The diagnosis and early treatment of Herpes Zóster are fundamental to prevent complications and reduce the risk of postherpetic neuralgia.
Benefits of early treatment:
- Accelerate healing.
- Reduce the intensity and duration of pain.
- Avoid complications in high -risk patients, such as older people, immunosuppressed or with comorbidities.
If you present symptoms such as localized pain and skin rashes, consult a doctor as soon as possible to receive proper treatment.
Herpes Zóster is a disease that can affect anyone who has had chickenpox, but their incidence increases with age and in immunosuppressed people. Clinical diagnosis and early treatment are key to reducing the risk of complications and improving the patient’s quality of life.
If you have herpes zoster symptoms or belong to a risk group, in Viamed we can help you with adequate diagnosis and treatment.
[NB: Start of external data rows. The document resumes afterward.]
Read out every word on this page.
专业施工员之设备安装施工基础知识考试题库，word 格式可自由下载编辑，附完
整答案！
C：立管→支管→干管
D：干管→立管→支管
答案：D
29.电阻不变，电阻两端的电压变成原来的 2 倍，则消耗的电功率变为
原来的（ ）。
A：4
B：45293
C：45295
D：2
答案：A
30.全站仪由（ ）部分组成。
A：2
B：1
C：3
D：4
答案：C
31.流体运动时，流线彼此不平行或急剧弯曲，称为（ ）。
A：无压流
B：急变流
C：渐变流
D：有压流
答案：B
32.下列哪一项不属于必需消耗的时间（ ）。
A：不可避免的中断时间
Consult our specialists.
Frequently asked questions about herpes zoster
Is Herpes Zóster contagious?
It is not transmitted as such. However, vesicle fluid can spread chickenpox To people who have not passed it or are vaccinated. Keep the lesions covered until they dry.
How long does Herpes Zóster last?
Usually between 2 and 4 weeks. Pain can persist more time in some patients, especially if postherpetic neuralgia appears.
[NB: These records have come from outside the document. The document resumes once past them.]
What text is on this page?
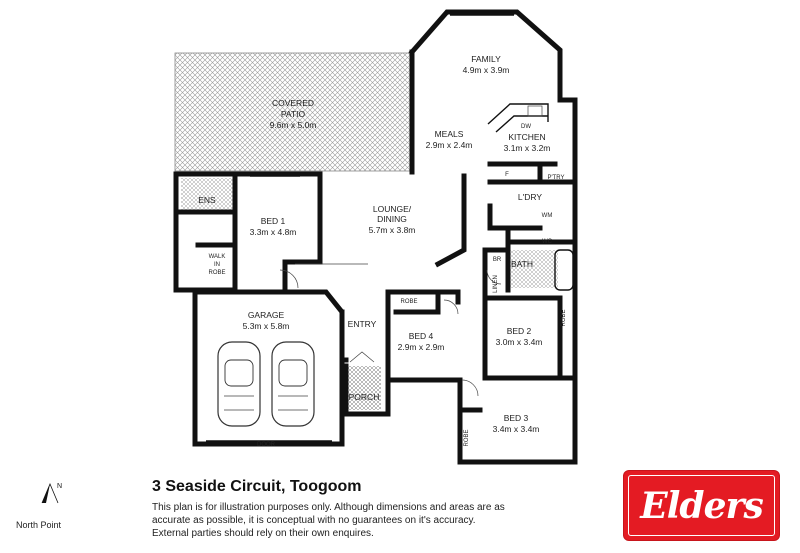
FAMILY
4.9m x 3.9m
COVERED
PATIO
9.6m x 5.0m
MEALS
2.9m x 2.4m
KITCHEN
3.1m x 3.2m
DW
F	P'TRY
ENS
BED 1
3.3m x 4.8m
LOUNGE/
DINING
5.7m x 3.8m
WALK
IN
ROBE
L'DRY
WM
WC
BATH
BR
LINEN
GARAGE
5.3m x 5.8m
DOOR
ENTRY
ROBE
BED 4
2.9m x 2.9m
BED 2
3.0m x 3.4m
ROBE
PORCH
BED 3
3.4m x 3.4m
ROBE
N
North Point
3 Seaside Circuit, Toogoom
This plan is for illustration purposes only. Although dimensions and areas are as accurate as possible, it is conceptual with no guarantees on it's accuracy. External parties should rely on their own enquires.
Elders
When should I go to the doctor?
Faced with pain located with tingling or burning and eruption in a side of the body, face or neck. Antiviral treatment is more effective if it starts early.
What is postherpetic neuralgia?
It is a persistent pain that can last more than a month after the healing of the skin. It is more frequent from the age of 60 and may require analgesics, tricyclic antidepressants or antiepileptic drugs.
How is Herpes Zóster in an acute phase?
With oral antivirals (eg, acyclovir, valacyclovir, family or brivudine) initiated soon, staggered analgesia and care of injuries to avoid secondary infections.
Can Herpes Zóster be prevented?
There are vaccines that reduce the risk of zoster herpes and complications such as postherpetic neuralgia, especially recommended in older people.